Die
Erfindung im " Jahr ohne Sommer "
Es
begann 1816, im "Jahr ohne Sommer" .Die Explosion des Indonesischen
Vulkans Tambora verdunkelte auch in Europa den Himmel und führte zu
katastrophalen Ernteausfällen. Die Bevölkerung sah sich dadurch
neben Hungersnöten auch mit einem anderen Problem konfrontiert: die
Pferde starben in Massen, was zu Transport- und
Logistikschwierigkeiten führte. In dieser Zeit machte Karl Freiherr
von Drais seine bis heute wohl bekannteste Erfindung. Eigentlich
hatte die Erfindung zunächst wenig mit einem Drahtesel im heutigen
Sinn gemeinsam, Drais nannte es demnach auch „Laufrad“. Von
Pedalen, Kettenschaltungen und Gummireifen war zu dieser Zeit
nämlich noch keine Rede. Die „Piloten“ saßen zwischen den Rädern
und stießen sich mit den Beinen vom Boden ab. Dennoch war das
Grundprinzip des Zweirades geschaffen und weitere technische
Entwicklungen folgten schnell.
Karl
Freiherr von Drais hatte wahrscheinlich keine Ahnung, was er mit
seiner Erfindung im Jahr 1817 in Gang gebracht hatte. Seine
Mitmenschen anscheinend auch nicht, denn angesichts der
Erfolgsgeschichte des Fahrrades – früher Draisine – hätte man Drais
ein Denkmal setzen müssen, anstatt ihn wegen seines öffentlichen
Bekenntnisses zur Demokratie zu verfolgen und mittellos sterben zu
lassen. Trotzdem trieb die buchstäblich aus der Not heraus geborene
Erfindung „Fahrrad“ im Laufe der Jahre die tollsten Blüten und ist
heute aus unserem Verkehrssystem nicht mehr wegzudenken.
Nachdem die Menschheit
einmal den Kniff erlernt hatte, sich balancierend auf zwei Rädern
fortzubewegen, dauerte es nicht lange, bis die Pedale erfunden
waren. Der genaue Zeitpunkt ist umstritten, spätestens aber in den
1860ern gab es eine starre Verbindung zwischen Vorderrad und
Pedalen. Jedoch musste bald festgestellt werden, dass eine starre
Verbindung mit einem relativ kleinen Vorderrad einen erheblichen
Tretaufwand mit sich brachte, um halbwegs brauchbare
Geschwindigkeiten zu erzielen.
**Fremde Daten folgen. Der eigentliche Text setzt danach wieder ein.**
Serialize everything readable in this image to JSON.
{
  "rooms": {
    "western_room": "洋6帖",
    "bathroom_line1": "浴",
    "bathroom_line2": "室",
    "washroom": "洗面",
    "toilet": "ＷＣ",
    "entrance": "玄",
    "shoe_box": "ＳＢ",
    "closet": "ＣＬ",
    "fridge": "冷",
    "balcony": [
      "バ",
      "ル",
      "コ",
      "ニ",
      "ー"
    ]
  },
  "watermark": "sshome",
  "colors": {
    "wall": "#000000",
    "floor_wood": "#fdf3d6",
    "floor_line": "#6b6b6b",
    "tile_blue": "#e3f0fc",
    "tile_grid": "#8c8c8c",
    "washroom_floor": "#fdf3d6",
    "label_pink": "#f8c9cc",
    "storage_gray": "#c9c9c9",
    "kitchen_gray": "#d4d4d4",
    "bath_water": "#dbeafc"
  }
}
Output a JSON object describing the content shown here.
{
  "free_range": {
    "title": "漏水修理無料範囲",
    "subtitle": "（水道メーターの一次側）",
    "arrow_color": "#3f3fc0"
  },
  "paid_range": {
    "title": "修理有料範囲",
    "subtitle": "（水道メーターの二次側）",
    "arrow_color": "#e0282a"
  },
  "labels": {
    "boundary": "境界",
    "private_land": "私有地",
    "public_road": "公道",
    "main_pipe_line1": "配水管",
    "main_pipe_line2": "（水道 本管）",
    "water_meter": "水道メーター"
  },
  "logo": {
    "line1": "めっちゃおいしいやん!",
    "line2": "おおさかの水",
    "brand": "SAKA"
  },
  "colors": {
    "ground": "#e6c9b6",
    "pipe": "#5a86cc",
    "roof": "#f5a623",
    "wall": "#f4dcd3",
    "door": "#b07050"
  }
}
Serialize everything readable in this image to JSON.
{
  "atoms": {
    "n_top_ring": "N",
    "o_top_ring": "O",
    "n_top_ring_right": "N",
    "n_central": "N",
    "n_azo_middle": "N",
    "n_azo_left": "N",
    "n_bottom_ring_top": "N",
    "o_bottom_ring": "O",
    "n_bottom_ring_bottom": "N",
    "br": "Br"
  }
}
Dieses Problem wurde mit zwei
zeitlich parallel ablaufenden Entwicklungen gelöst, von denen das
Hochrad die wohl spektakulärste Form des Fahrrads war.
Beim Hochrad, das ab den 1870ern Verbreitung fand, hielt man an der
starren Verbindung zum Vorderrad fest. Doch auf dem Hochrad zu
fahren war nicht nur wegen des beschwerlichen Aufstiegs eine Kunst.
Schnelle Manöver waren nicht möglich. Die Fahrer befanden sich etwa
eineinhalb Meter über der Erde, der hohe Schwerpunkt machte
Straßenunebenheiten zur Gefahr und schnelle Bremsmanöver endeten
häufig im freien Fall über die Lenkstange. Trotzdem wurden auf
diesen Rädern auch Rennen gefahren, bei denen Geschwindigkeiten
jenseits der Vierzig-Stundenkilometer-Marke und zahlreiche Genick-
und Schädelbasisbrüche erreicht wurden. Wohl auch deshalb konnte
sich das Hochrad schlussendlich nicht durchsetzen.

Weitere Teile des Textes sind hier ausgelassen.